The girls' club of Orange became identified with the settlement. There were two boys' clubs, the "Johnnie Club" and the "Tanglewood Club". There were also two adult clubs for social and intellectual benefit, as well as a young woman's literature and reading class, and a "Little Women Club" for mothers. The "Omnibus Club" was for older people, and met for two hours every Friday evening for a lecture or concert and social interaction. The kindergarten was under the direction of Helen Edwards, an experienced kindergartner of New York City. There was a penny provident bank, as well as two baseball teams.
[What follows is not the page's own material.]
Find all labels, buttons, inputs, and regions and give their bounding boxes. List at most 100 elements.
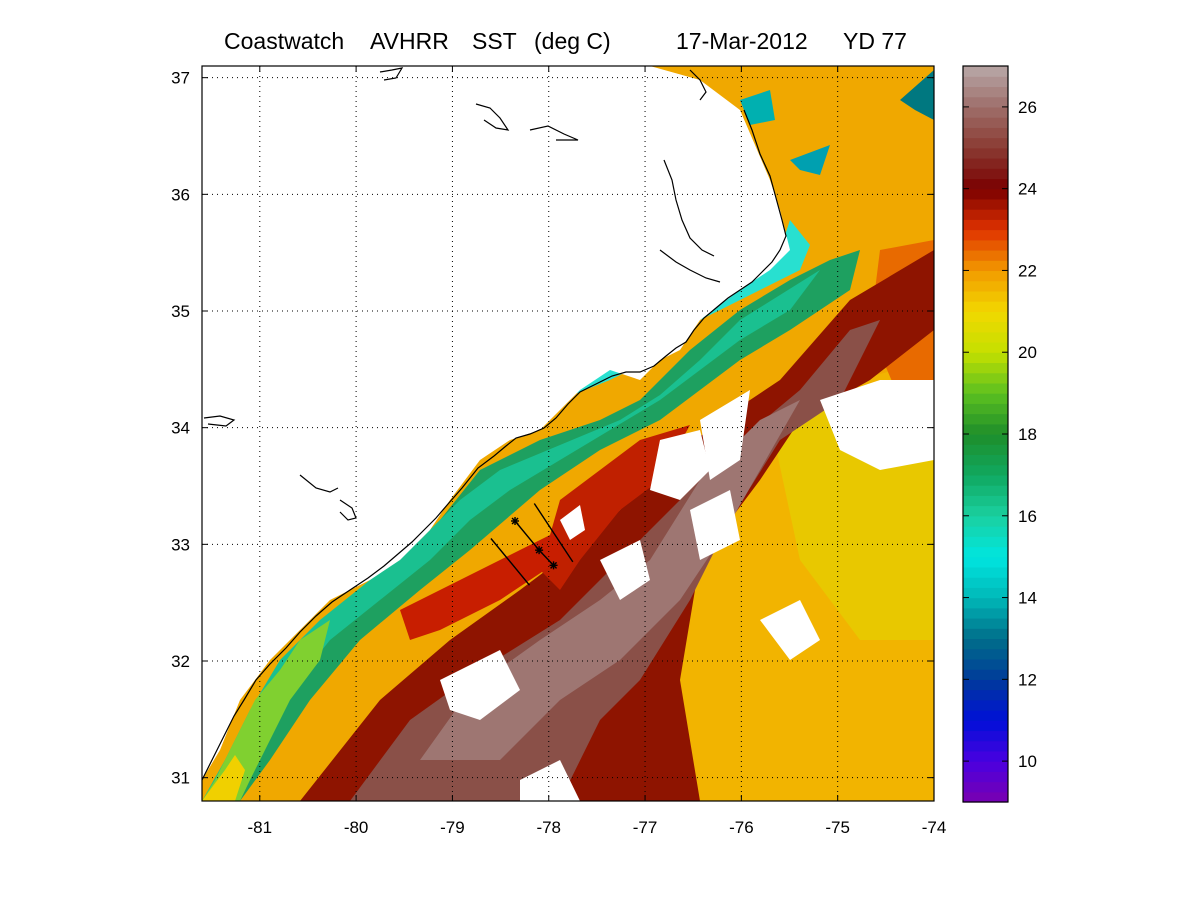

By 1911, the settlement kindergarten had been taken over by the board of education. The house had been of service in some labor difficulties. A civic club of young men interested themselves in the problems of the neighborhood. The settlement organized Orange Valley Civic League (1897), which bettered the conditions of streets, suppressed gambling in public places, and was instrumental in securing a hospital for contagious diseases. It continued to maintain a public library; penny provident bank with stations in the public schools; classes in kitchen garden; sewing; boys' and girls' gymnastic work; Italian lace work for older women; dramatic club, folk dancing; socials; lectures; and a mothers' meeting.

==Notable people==
Head residents included Bryant Venable, 1897-1898; Charles H. Warner, 1898–1901; Arthur Cleveland Hall, 1901-1903; Adelaide Crommelin, 1903-?.